L’aria che tira
Pietro Giannini 01/07/2016
Tira aria pesante e ce ne accorgiamo quando vediamo che molti dei nostri
politicanti saltano, con estrema disinvoltura, da un carro all’altro. Così sono
sempre sul carro giusto: quello del vincitore.
Questo “sport”, conosciuto con il nome di ‘salto della quaglia’, è
quello che consente a molti parlamentari di librarsi leggeri nell’aria e
passare da uno scranno all'altro delle aule parlamentari. Se qualcuno vuole,
può andare a consultare le cronache delle due camere: da quei documenti emerge
chiara la pratica “migratoria” di certi uccellacci che vanno, con frequenti
spostamenti, a cercarsi un posto al sole.

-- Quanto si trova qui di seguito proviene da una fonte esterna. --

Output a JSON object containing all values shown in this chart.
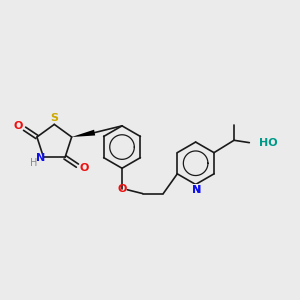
{
  "bg_color": "#ebebeb",
  "figsize": [
    3.0,
    3.0
  ],
  "dpi": 100,
  "bond_color": "#1a1a1a",
  "bond_width": 1.2,
  "S_color": "#ccaa00",
  "N_color": "#1010ee",
  "O_color": "#ee1010",
  "H_color": "#888888",
  "OH_color": "#009988",
  "xlim": [
    0,
    10
  ],
  "ylim": [
    0,
    10
  ]
}
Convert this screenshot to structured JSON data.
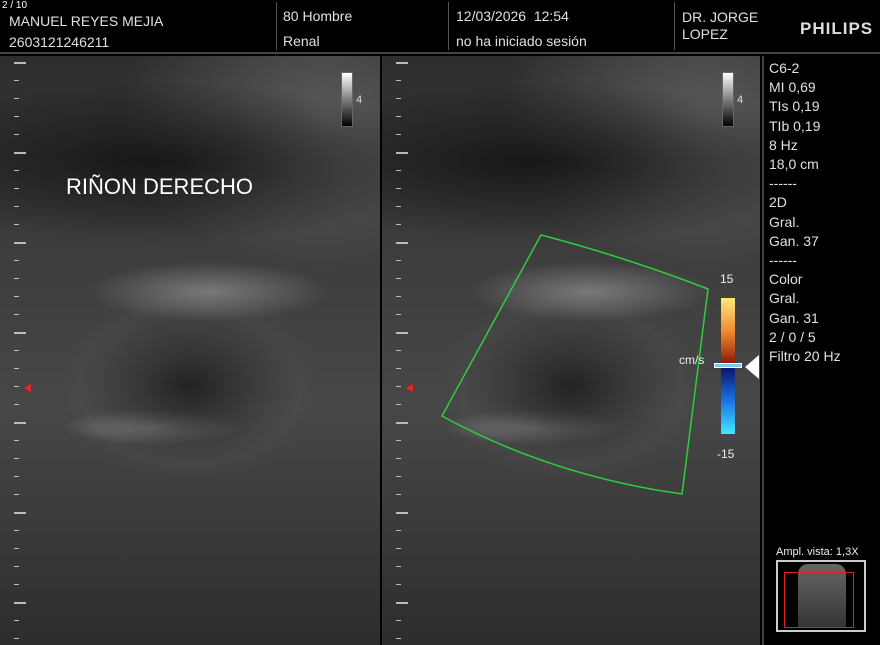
{
  "header": {
    "counter": "2 / 10",
    "patient_name": "MANUEL REYES MEJIA",
    "patient_id": "2603121246211",
    "age_sex": "80 Hombre",
    "exam": "Renal",
    "datetime": "12/03/2026  12:54",
    "login_status": "no ha iniciado sesión",
    "doctor_line1": "DR. JORGE",
    "doctor_line2": "LOPEZ",
    "brand": "PHILIPS"
  },
  "left_image": {
    "annotation": "RIÑON DERECHO",
    "gray_scale_label": "4"
  },
  "right_image": {
    "gray_scale_label": "4",
    "color_scale": {
      "max": "15",
      "min": "-15",
      "unit": "cm/s",
      "colors": [
        "#ffe680",
        "#f08a30",
        "#8a1a0a",
        "#0a1870",
        "#1a70e0",
        "#40e8ff"
      ]
    },
    "color_box_color": "#2ecc40"
  },
  "params": [
    "C6-2",
    "MI 0,69",
    "TIs 0,19",
    "TIb 0,19",
    "8 Hz",
    "18,0 cm",
    "------",
    "2D",
    "Gral.",
    "Gan. 37",
    "------",
    "Color",
    "Gral.",
    "Gan. 31",
    "2 / 0 / 5",
    "Filtro 20 Hz"
  ],
  "zoom_view": {
    "label": "Ampl. vista: 1,3X"
  }
}
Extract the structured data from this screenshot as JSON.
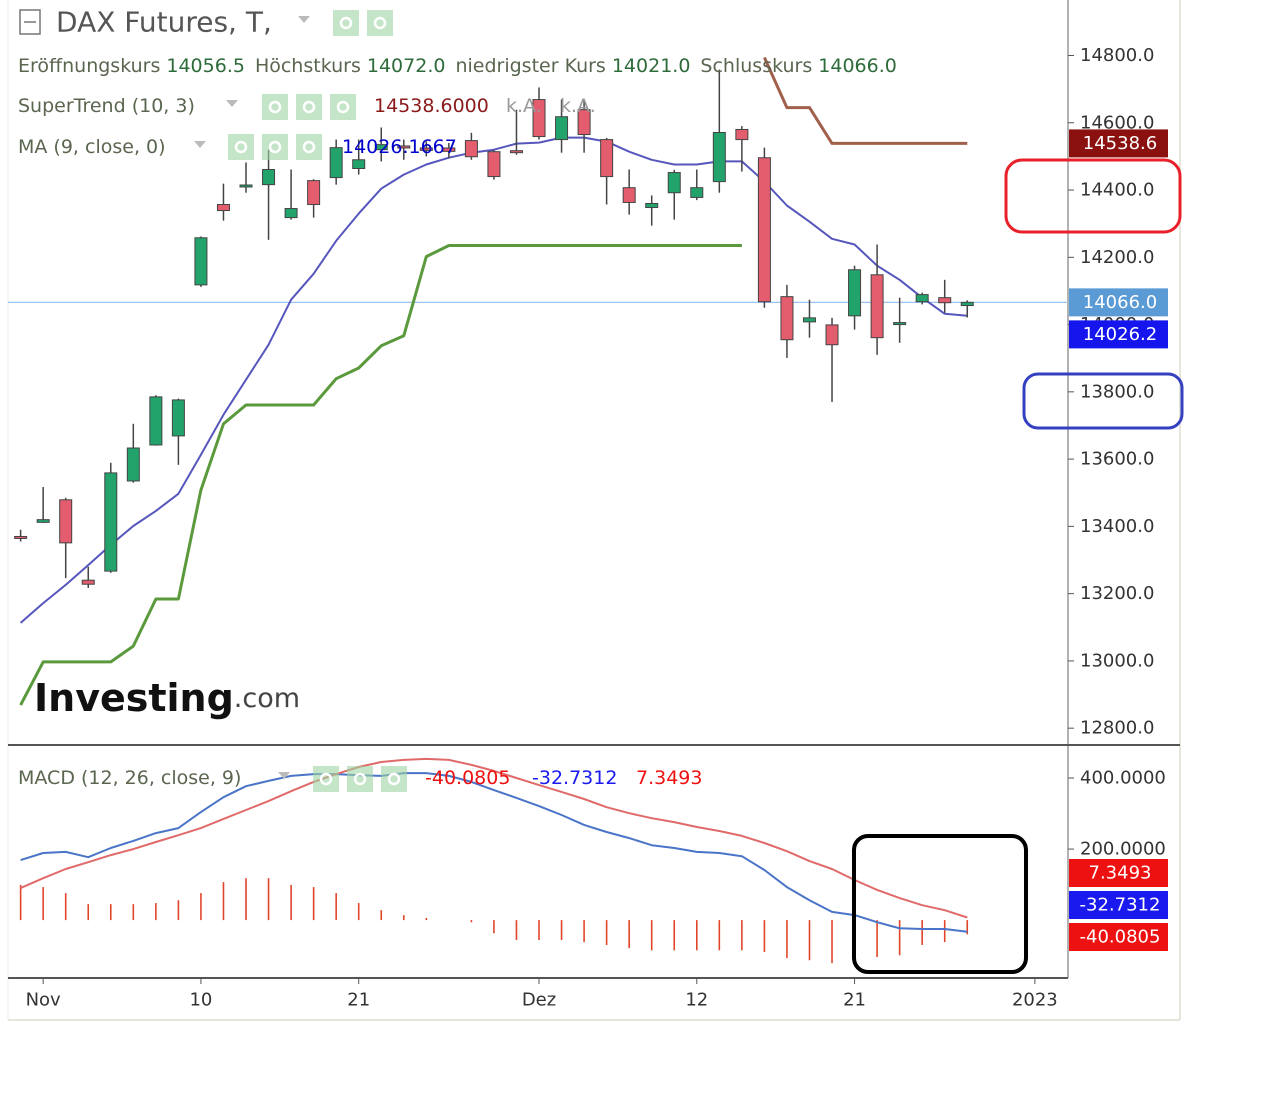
{
  "chart_data": [
    {
      "type": "candlestick",
      "title": "DAX Futures, T,",
      "ohlc_names": [
        "Eröffnungskurs",
        "Höchstkurs",
        "niedrigster Kurs",
        "Schlusskurs"
      ],
      "ohlc_value_labels": [
        "14056.5",
        "14072.0",
        "14021.0",
        "14066.0"
      ],
      "open": [
        13370,
        13412,
        13479,
        13240,
        13267,
        13535,
        13642,
        13669,
        14118,
        14357,
        14410,
        14416,
        14318,
        14428,
        14437,
        14464,
        14520,
        14531,
        14525,
        14525,
        14547,
        14514,
        14517,
        14669,
        14550,
        14639,
        14550,
        14407,
        14348,
        14392,
        14378,
        14425,
        14580,
        14496,
        14083,
        14008,
        13999,
        14026,
        14148,
        14003,
        14068,
        14080,
        14056.5
      ],
      "high": [
        13390,
        13517,
        13485,
        13280,
        13589,
        13705,
        13790,
        13780,
        14262,
        14419,
        14482,
        14520,
        14461,
        14432,
        14550,
        14550,
        14586,
        14550,
        14545,
        14540,
        14570,
        14518,
        14639,
        14705,
        14669,
        14669,
        14555,
        14461,
        14384,
        14460,
        14461,
        14758,
        14590,
        14526,
        14118,
        14074,
        14020,
        14175,
        14238,
        14080,
        14095,
        14133,
        14072
      ],
      "low": [
        13355,
        13410,
        13246,
        13217,
        13262,
        13530,
        13640,
        13583,
        14112,
        14309,
        14392,
        14252,
        14312,
        14318,
        14416,
        14446,
        14485,
        14490,
        14500,
        14495,
        14490,
        14431,
        14505,
        14550,
        14511,
        14511,
        14357,
        14327,
        14294,
        14312,
        14370,
        14392,
        14455,
        14050,
        13901,
        13961,
        13770,
        13985,
        13910,
        13946,
        14060,
        14035,
        14021
      ],
      "close": [
        13365,
        13420,
        13351,
        13228,
        13559,
        13633,
        13785,
        13776,
        14258,
        14339,
        14415,
        14461,
        14345,
        14357,
        14526,
        14490,
        14535,
        14528,
        14518,
        14515,
        14499,
        14440,
        14512,
        14559,
        14618,
        14565,
        14440,
        14363,
        14360,
        14452,
        14407,
        14571,
        14550,
        14068,
        13955,
        14020,
        13940,
        14163,
        13961,
        14006,
        14089,
        14065,
        14066
      ],
      "up_color": "#22a36c",
      "down_color": "#e35d6e",
      "price_line_color": "#9cc2f0",
      "close_axis_color": "#5b9bd5",
      "series": [
        {
          "name": "SuperTrend (10, 3)",
          "type": "supertrend",
          "up_values": [
            12869,
            12997,
            12997,
            12997,
            12997,
            13044,
            13184,
            13184,
            13508,
            13705,
            13761,
            13761,
            13761,
            13761,
            13839,
            13871,
            13937,
            13967,
            14202,
            14235,
            14235,
            14235,
            14235,
            14235,
            14235,
            14235,
            14235,
            14235,
            14235,
            14235,
            14235,
            14235,
            14235,
            null,
            null,
            null,
            null,
            null,
            null,
            null,
            null,
            null,
            null
          ],
          "down_values": [
            null,
            null,
            null,
            null,
            null,
            null,
            null,
            null,
            null,
            null,
            null,
            null,
            null,
            null,
            null,
            null,
            null,
            null,
            null,
            null,
            null,
            null,
            null,
            null,
            null,
            null,
            null,
            null,
            null,
            null,
            null,
            null,
            null,
            14794,
            14645,
            14645,
            14538.6,
            14538.6,
            14538.6,
            14538.6,
            14538.6,
            14538.6,
            14538.6
          ],
          "up_color": "#5b9a3c",
          "down_color": "#a0604c",
          "value_label": "14538.6000",
          "value_color": "#8b1a1a",
          "na_labels": [
            "k.A.",
            "k.A."
          ],
          "axis_label": "14538.6",
          "axis_color": "#8b1111"
        },
        {
          "name": "MA (9, close, 0)",
          "type": "line",
          "color": "#5656bd",
          "values": [
            13113,
            13172,
            13226,
            13285,
            13345,
            13401,
            13446,
            13497,
            13613,
            13732,
            13836,
            13940,
            14074,
            14151,
            14249,
            14330,
            14404,
            14446,
            14476,
            14496,
            14511,
            14520,
            14538,
            14541,
            14556,
            14556,
            14544,
            14514,
            14490,
            14476,
            14476,
            14485,
            14485,
            14425,
            14354,
            14306,
            14255,
            14238,
            14175,
            14133,
            14080,
            14032,
            14026.1667
          ],
          "value_label": "14026.1667",
          "value_color": "#0000cc",
          "axis_label": "14026.2",
          "axis_color": "#1515ee"
        }
      ],
      "ylim": [
        12750,
        14965
      ],
      "yticks": [
        {
          "value": 12800,
          "label": "12800.0"
        },
        {
          "value": 13000,
          "label": "13000.0"
        },
        {
          "value": 13200,
          "label": "13200.0"
        },
        {
          "value": 13400,
          "label": "13400.0"
        },
        {
          "value": 13600,
          "label": "13600.0"
        },
        {
          "value": 13800,
          "label": "13800.0"
        },
        {
          "value": 14000,
          "label": "14000.0"
        },
        {
          "value": 14200,
          "label": "14200.0"
        },
        {
          "value": 14400,
          "label": "14400.0"
        },
        {
          "value": 14600,
          "label": "14600.0"
        },
        {
          "value": 14800,
          "label": "14800.0"
        }
      ],
      "grid": false,
      "watermark": "Investing",
      "watermark_suffix": ".com"
    },
    {
      "type": "macd",
      "title": "MACD (12, 26, close, 9)",
      "series": [
        {
          "name": "histogram",
          "type": "histogram",
          "color": "#e0452a",
          "label_color": "#ee1111",
          "values": [
            99,
            93,
            76,
            45,
            45,
            45,
            48,
            56,
            76,
            107,
            118,
            118,
            99,
            93,
            76,
            48,
            28,
            14,
            6,
            0,
            -6,
            -37,
            -56,
            -56,
            -56,
            -62,
            -70,
            -79,
            -85,
            -85,
            -85,
            -85,
            -85,
            -90,
            -107,
            -113,
            -121,
            -113,
            -104,
            -99,
            -70,
            -62,
            -40.0805
          ],
          "value_label": "-40.0805"
        },
        {
          "name": "MACD",
          "type": "line",
          "color": "#4a74c8",
          "label_color": "#1a1aee",
          "values": [
            169,
            189,
            192,
            177,
            203,
            223,
            245,
            259,
            304,
            346,
            377,
            392,
            406,
            411,
            411,
            408,
            406,
            414,
            414,
            406,
            389,
            366,
            344,
            321,
            296,
            268,
            248,
            231,
            211,
            203,
            192,
            189,
            180,
            141,
            93,
            56,
            23,
            14,
            -6,
            -23,
            -25,
            -25,
            -32.7312
          ],
          "value_label": "-32.7312"
        },
        {
          "name": "signal",
          "type": "line",
          "color": "#e06a6a",
          "label_color": "#ee1111",
          "values": [
            90,
            118,
            144,
            163,
            183,
            200,
            220,
            239,
            259,
            285,
            310,
            335,
            363,
            389,
            411,
            431,
            445,
            451,
            454,
            451,
            437,
            420,
            400,
            380,
            361,
            341,
            318,
            301,
            287,
            276,
            262,
            251,
            237,
            217,
            194,
            166,
            144,
            113,
            85,
            62,
            42,
            28,
            7.3493
          ],
          "value_label": "7.3493"
        }
      ],
      "ylim": [
        -163,
        493
      ],
      "yticks": [
        {
          "value": 200,
          "label": "200.0000"
        },
        {
          "value": 400,
          "label": "400.0000"
        }
      ],
      "xlim": [
        -0.56,
        46.47
      ],
      "xticks": [
        {
          "value": 1,
          "label": "Nov"
        },
        {
          "value": 8,
          "label": "10"
        },
        {
          "value": 15,
          "label": "21"
        },
        {
          "value": 23,
          "label": "Dez"
        },
        {
          "value": 30,
          "label": "12"
        },
        {
          "value": 37,
          "label": "21"
        },
        {
          "value": 45,
          "label": "2023"
        }
      ]
    }
  ]
}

Tutto questo stormire di ali crea un serie di correnti d’aria che,
solitamente, sono dannose per il popolo che deve sopportare di vedere gente
che, eletta in un partito, passa ad altro partito o ad una coalizione di altri
migranti, o ad altra formazione di altro colore ma il tutto senza pudore e con
desolante "nonchalance".
Da che mondo è mondo, la storia umana è stata costellata di traditori,
di voltagabbana, di sedicenti amici, di falsi collaboratori che hanno
pugnalato alle spalle i loro amici, il popolo che li aveva eletti e la loro
stessa patria. Ma alla fine, ben pochi hanno avuto la possibilità di godere a
lungo dei frutti del loro tradimento, tranne quelli che razzolano nella
politica dei nostri giorni.
Tutti ci si sente traditi da questi Gano di Maganza in sedicesimo,
novelli Jago da opera buffa, Giuda dei trenta denari. In ognuno di essi si cela
un Bruto con il pugnale in mano, pronto a colpire chiunque, pur di ottenere una
prebenda qualsiasi, un utile personale.
Questa è una piaga che ha
origini lontane nella nostra storia politica. Ma senza arrivare a traditori
come Bruto e Giulio Cesare noi abbiamo memorie più recenti di omicidi a sfondo
politico-affaristico J.F.Kennedy, Aldo Moro, Enrico Mattei che fu assassinato
ed il suo caso insabbiato. Un lungo elenco di morti per tutelare loschi affari:
Michele Sindona come Gaspare Pisciotta e Salvatore Giuliano.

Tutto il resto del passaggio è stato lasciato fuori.